Les réactions néfastes aux conflits

Suite à ses recherches, John Gottman (Gottman et Silver, 1999) peut, en observant les couples discuter de leurs difficultés pendant 5 minutes, prédire avec une précision de 91% quels couples se sépareront dans les années suivantes.

Dans l'une de ses recherches, il demandait à des couples de discuter pendant 15 minutes pour essayer de résoudre une divergence actuelle dans leur relation. Voyez cet exemple: Quand Oliver soulève la question des travaux ménagers, Dara devient aussitôt sarcastique. "Ou du manque de travaux ménagers", dit-elle. Oliver essaie d'alléger les choses en disant "Ou du livre que nous parlions d'écrire: Les hommes sont des porcs". Dara ne le trouve pas drôle. Ils discutent encore un moment des moyens de s'assurer qu'Oliver fasse sa part et Dara dit "J'aimerais que cela se résolve mais il ne semble pas que ça va être le cas. Je veux dire, j'ai essayé de faire des listes mais ça ne marche pas. J'ai essayé de te laisser faire ta part par toi-même et rien n'a été fait pendant un mois." Maintenant, elle le blâme.
Les débuts de discussion acerbe

Quand une discussion commence ainsi de façon acerbe, avec de la critique ou du sarcasme, la plupart du temps, elle finit de la même façon qu'elle a commencé et la divergence n'est pas résolue même si, entre temps, il y a des efforts pour être gentil. Les statistiques montrent que dans 96% des cas, l'issue d'une conversation de 15 minutes peut être prédite à partir des trois premières minutes. Même si Dara parle d'une voix douce et tranquille, il y a beaucoup de négativité dans ses propos. Le problème n'est pas de se disputer et d'exprimer de la colère. Les couples qui vont bien peuvent aussi avoir des discussions émotives où la colère ressort mais leurs messages contiendront beaucoup plus rarement une critique ou un mépris de la personne. La considération et le respect sont fondamentalement présents.
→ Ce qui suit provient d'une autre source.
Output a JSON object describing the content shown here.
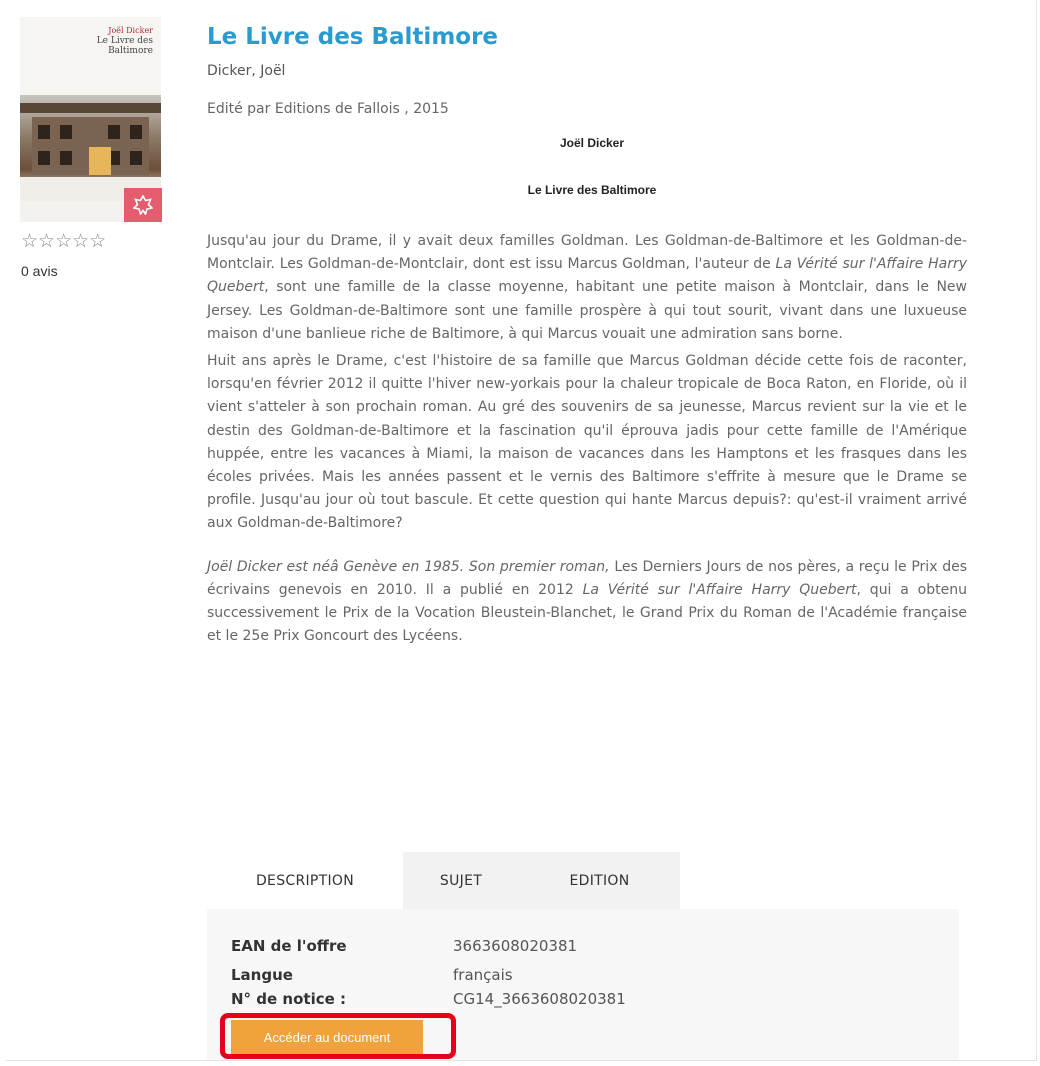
{
  "book": {
    "title": "Le Livre des Baltimore",
    "author": "Dicker, Joël",
    "publisher": "Edité par Editions de Fallois , 2015",
    "credit_author": "Joël Dicker",
    "credit_title": "Le Livre des Baltimore",
    "cover": {
      "author": "Joël Dicker",
      "title": "Le Livre des Baltimore"
    },
    "rating_stars": "☆☆☆☆☆",
    "rating_value": 0,
    "reviews": "0 avis"
  },
  "description": {
    "p1a": "Jusqu'au jour du Drame, il y avait deux familles Goldman. Les Goldman-de-Baltimore et les Goldman-de-Montclair. Les Goldman-de-Montclair, dont est issu Marcus Goldman, l'auteur de ",
    "p1i": "La Vérité sur l'Affaire Harry Quebert",
    "p1b": ", sont une famille de la classe moyenne, habitant une petite maison à Montclair, dans le New Jersey. Les Goldman-de-Baltimore sont une famille prospère à qui tout sourit, vivant dans une luxueuse maison d'une banlieue riche de Baltimore, à qui Marcus vouait une admiration sans borne.",
    "p2": "Huit ans après le Drame, c'est l'histoire de sa famille que Marcus Goldman décide cette fois de raconter, lorsqu'en février 2012 il quitte l'hiver new-yorkais pour la chaleur tropicale de Boca Raton, en Floride, où il vient s'atteler à son prochain roman. Au gré des souvenirs de sa jeunesse, Marcus revient sur la vie et le destin des Goldman-de-Baltimore et la fascination qu'il éprouva jadis pour cette famille de l'Amérique huppée, entre les vacances à Miami, la maison de vacances dans les Hamptons et les frasques dans les écoles privées. Mais les années passent et le vernis des Baltimore s'effrite à mesure que le Drame se profile. Jusqu'au jour où tout bascule. Et cette question qui hante Marcus depuis?: qu'est-il vraiment arrivé aux Goldman-de-Baltimore?",
    "p3i": "Joël Dicker est néâ Genève en 1985. Son premier roman,",
    "p3a": " Les Derniers Jours de nos pères, a reçu le Prix des écrivains genevois en 2010. Il a publié en 2012 ",
    "p3i2": "La Vérité sur l'Affaire Harry Quebert",
    "p3b": ", qui a obtenu successivement le Prix de la Vocation Bleustein-Blanchet, le Grand Prix du Roman de l'Académie française et le 25e Prix Goncourt des Lycéens."
  },
  "tabs": [
    {
      "label": "DESCRIPTION",
      "active": true
    },
    {
      "label": "SUJET",
      "active": false
    },
    {
      "label": "EDITION",
      "active": false
    }
  ],
  "details": [
    {
      "label": "EAN de l'offre",
      "value": "3663608020381"
    },
    {
      "label": "Langue",
      "value": "français"
    },
    {
      "label": "N° de notice :",
      "value": "CG14_3663608020381"
    }
  ],
  "access_button": "Accéder au document",
  "colors": {
    "title": "#2a9bd0",
    "button": "#f0a23c",
    "highlight": "#e5001c",
    "badge": "#e45c6e"
  }
}
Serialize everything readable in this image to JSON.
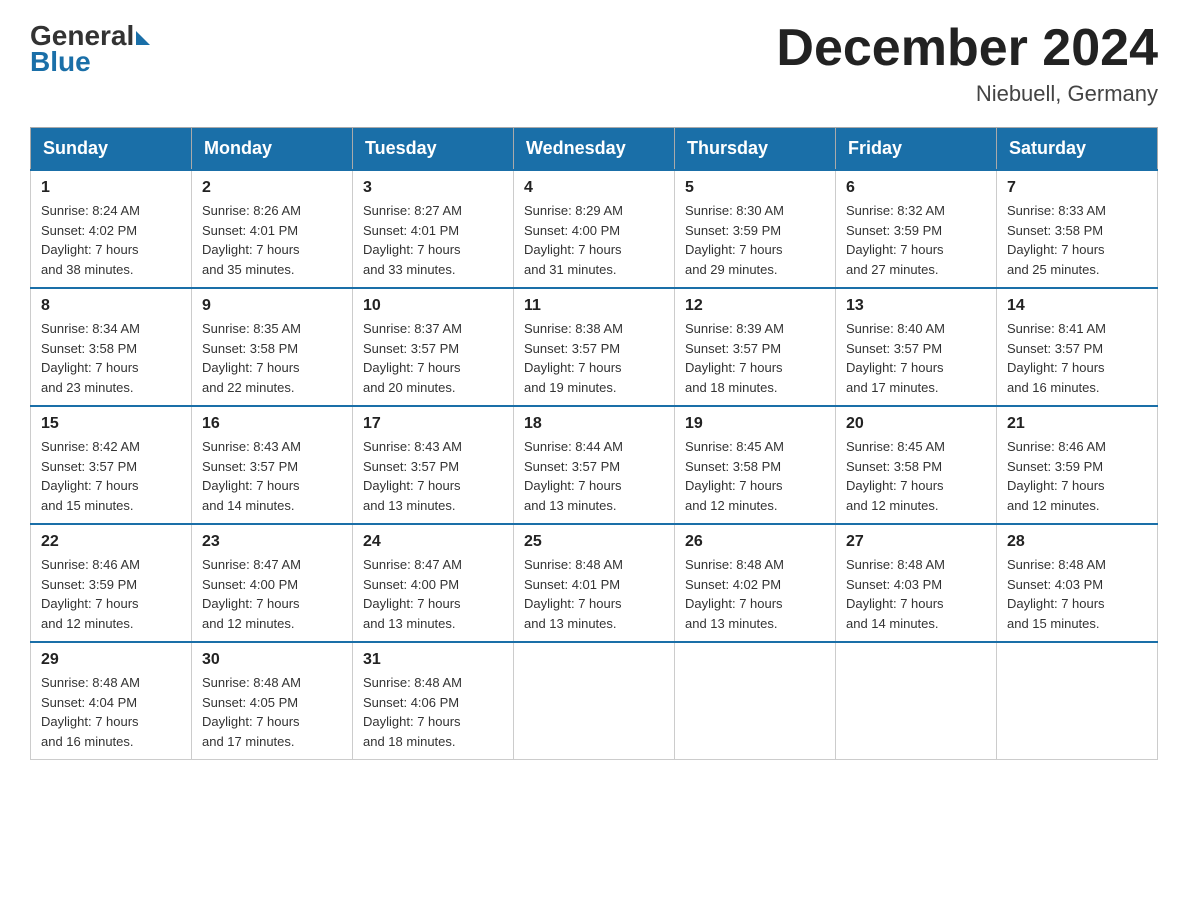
{
  "header": {
    "logo_general": "General",
    "logo_blue": "Blue",
    "month_title": "December 2024",
    "location": "Niebuell, Germany"
  },
  "days_of_week": [
    "Sunday",
    "Monday",
    "Tuesday",
    "Wednesday",
    "Thursday",
    "Friday",
    "Saturday"
  ],
  "weeks": [
    [
      {
        "day": "1",
        "sunrise": "Sunrise: 8:24 AM",
        "sunset": "Sunset: 4:02 PM",
        "daylight": "Daylight: 7 hours",
        "daylight2": "and 38 minutes."
      },
      {
        "day": "2",
        "sunrise": "Sunrise: 8:26 AM",
        "sunset": "Sunset: 4:01 PM",
        "daylight": "Daylight: 7 hours",
        "daylight2": "and 35 minutes."
      },
      {
        "day": "3",
        "sunrise": "Sunrise: 8:27 AM",
        "sunset": "Sunset: 4:01 PM",
        "daylight": "Daylight: 7 hours",
        "daylight2": "and 33 minutes."
      },
      {
        "day": "4",
        "sunrise": "Sunrise: 8:29 AM",
        "sunset": "Sunset: 4:00 PM",
        "daylight": "Daylight: 7 hours",
        "daylight2": "and 31 minutes."
      },
      {
        "day": "5",
        "sunrise": "Sunrise: 8:30 AM",
        "sunset": "Sunset: 3:59 PM",
        "daylight": "Daylight: 7 hours",
        "daylight2": "and 29 minutes."
      },
      {
        "day": "6",
        "sunrise": "Sunrise: 8:32 AM",
        "sunset": "Sunset: 3:59 PM",
        "daylight": "Daylight: 7 hours",
        "daylight2": "and 27 minutes."
      },
      {
        "day": "7",
        "sunrise": "Sunrise: 8:33 AM",
        "sunset": "Sunset: 3:58 PM",
        "daylight": "Daylight: 7 hours",
        "daylight2": "and 25 minutes."
      }
    ],
    [
      {
        "day": "8",
        "sunrise": "Sunrise: 8:34 AM",
        "sunset": "Sunset: 3:58 PM",
        "daylight": "Daylight: 7 hours",
        "daylight2": "and 23 minutes."
      },
      {
        "day": "9",
        "sunrise": "Sunrise: 8:35 AM",
        "sunset": "Sunset: 3:58 PM",
        "daylight": "Daylight: 7 hours",
        "daylight2": "and 22 minutes."
      },
      {
        "day": "10",
        "sunrise": "Sunrise: 8:37 AM",
        "sunset": "Sunset: 3:57 PM",
        "daylight": "Daylight: 7 hours",
        "daylight2": "and 20 minutes."
      },
      {
        "day": "11",
        "sunrise": "Sunrise: 8:38 AM",
        "sunset": "Sunset: 3:57 PM",
        "daylight": "Daylight: 7 hours",
        "daylight2": "and 19 minutes."
      },
      {
        "day": "12",
        "sunrise": "Sunrise: 8:39 AM",
        "sunset": "Sunset: 3:57 PM",
        "daylight": "Daylight: 7 hours",
        "daylight2": "and 18 minutes."
      },
      {
        "day": "13",
        "sunrise": "Sunrise: 8:40 AM",
        "sunset": "Sunset: 3:57 PM",
        "daylight": "Daylight: 7 hours",
        "daylight2": "and 17 minutes."
      },
      {
        "day": "14",
        "sunrise": "Sunrise: 8:41 AM",
        "sunset": "Sunset: 3:57 PM",
        "daylight": "Daylight: 7 hours",
        "daylight2": "and 16 minutes."
      }
    ],
    [
      {
        "day": "15",
        "sunrise": "Sunrise: 8:42 AM",
        "sunset": "Sunset: 3:57 PM",
        "daylight": "Daylight: 7 hours",
        "daylight2": "and 15 minutes."
      },
      {
        "day": "16",
        "sunrise": "Sunrise: 8:43 AM",
        "sunset": "Sunset: 3:57 PM",
        "daylight": "Daylight: 7 hours",
        "daylight2": "and 14 minutes."
      },
      {
        "day": "17",
        "sunrise": "Sunrise: 8:43 AM",
        "sunset": "Sunset: 3:57 PM",
        "daylight": "Daylight: 7 hours",
        "daylight2": "and 13 minutes."
      },
      {
        "day": "18",
        "sunrise": "Sunrise: 8:44 AM",
        "sunset": "Sunset: 3:57 PM",
        "daylight": "Daylight: 7 hours",
        "daylight2": "and 13 minutes."
      },
      {
        "day": "19",
        "sunrise": "Sunrise: 8:45 AM",
        "sunset": "Sunset: 3:58 PM",
        "daylight": "Daylight: 7 hours",
        "daylight2": "and 12 minutes."
      },
      {
        "day": "20",
        "sunrise": "Sunrise: 8:45 AM",
        "sunset": "Sunset: 3:58 PM",
        "daylight": "Daylight: 7 hours",
        "daylight2": "and 12 minutes."
      },
      {
        "day": "21",
        "sunrise": "Sunrise: 8:46 AM",
        "sunset": "Sunset: 3:59 PM",
        "daylight": "Daylight: 7 hours",
        "daylight2": "and 12 minutes."
      }
    ],
    [
      {
        "day": "22",
        "sunrise": "Sunrise: 8:46 AM",
        "sunset": "Sunset: 3:59 PM",
        "daylight": "Daylight: 7 hours",
        "daylight2": "and 12 minutes."
      },
      {
        "day": "23",
        "sunrise": "Sunrise: 8:47 AM",
        "sunset": "Sunset: 4:00 PM",
        "daylight": "Daylight: 7 hours",
        "daylight2": "and 12 minutes."
      },
      {
        "day": "24",
        "sunrise": "Sunrise: 8:47 AM",
        "sunset": "Sunset: 4:00 PM",
        "daylight": "Daylight: 7 hours",
        "daylight2": "and 13 minutes."
      },
      {
        "day": "25",
        "sunrise": "Sunrise: 8:48 AM",
        "sunset": "Sunset: 4:01 PM",
        "daylight": "Daylight: 7 hours",
        "daylight2": "and 13 minutes."
      },
      {
        "day": "26",
        "sunrise": "Sunrise: 8:48 AM",
        "sunset": "Sunset: 4:02 PM",
        "daylight": "Daylight: 7 hours",
        "daylight2": "and 13 minutes."
      },
      {
        "day": "27",
        "sunrise": "Sunrise: 8:48 AM",
        "sunset": "Sunset: 4:03 PM",
        "daylight": "Daylight: 7 hours",
        "daylight2": "and 14 minutes."
      },
      {
        "day": "28",
        "sunrise": "Sunrise: 8:48 AM",
        "sunset": "Sunset: 4:03 PM",
        "daylight": "Daylight: 7 hours",
        "daylight2": "and 15 minutes."
      }
    ],
    [
      {
        "day": "29",
        "sunrise": "Sunrise: 8:48 AM",
        "sunset": "Sunset: 4:04 PM",
        "daylight": "Daylight: 7 hours",
        "daylight2": "and 16 minutes."
      },
      {
        "day": "30",
        "sunrise": "Sunrise: 8:48 AM",
        "sunset": "Sunset: 4:05 PM",
        "daylight": "Daylight: 7 hours",
        "daylight2": "and 17 minutes."
      },
      {
        "day": "31",
        "sunrise": "Sunrise: 8:48 AM",
        "sunset": "Sunset: 4:06 PM",
        "daylight": "Daylight: 7 hours",
        "daylight2": "and 18 minutes."
      },
      null,
      null,
      null,
      null
    ]
  ]
}
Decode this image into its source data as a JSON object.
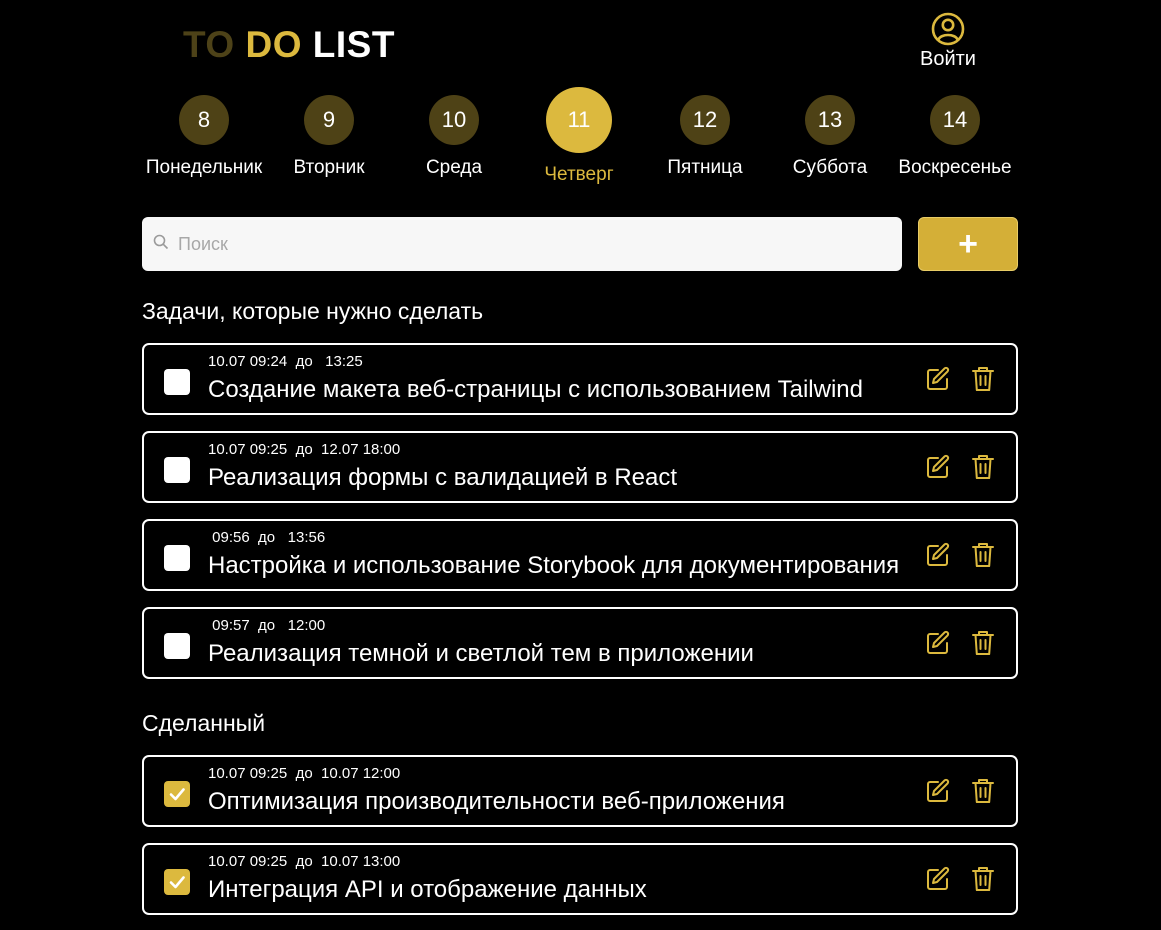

Les recherches de Gottman ont montré que les couples qui commençaient ainsi leurs discussions en laboratoire risquaient fort de se retrouver séparés dans les années suivantes.

La négativité

Gottman identifie quatre formes de négativité qui apparaissent habituellement dans cet ordre au cours de la relation : la critique, le mépris, la défensive et le mutisme.

La critique

Le mot critique est utilisé ici dans le sens d'une critique de la personne ou de caractéristiques de la personne, comme le tempérament ou les traits de personnalité. Une critique est différente d'une plainte ou d'un reproche concernant un (ou des) comportement(s). La critique est très courante dans les relations de couple et lorsqu'elle demeure occasionnelle, elle n'est pas le signe qu'un couple est en sérieuse difficulté. Lorsqu'elle devient fréquente et envahissante cependant, elle est réellement dommageable et ouvre la voie à d'autres formes de négativité qui sont plus destructrices pour la relation.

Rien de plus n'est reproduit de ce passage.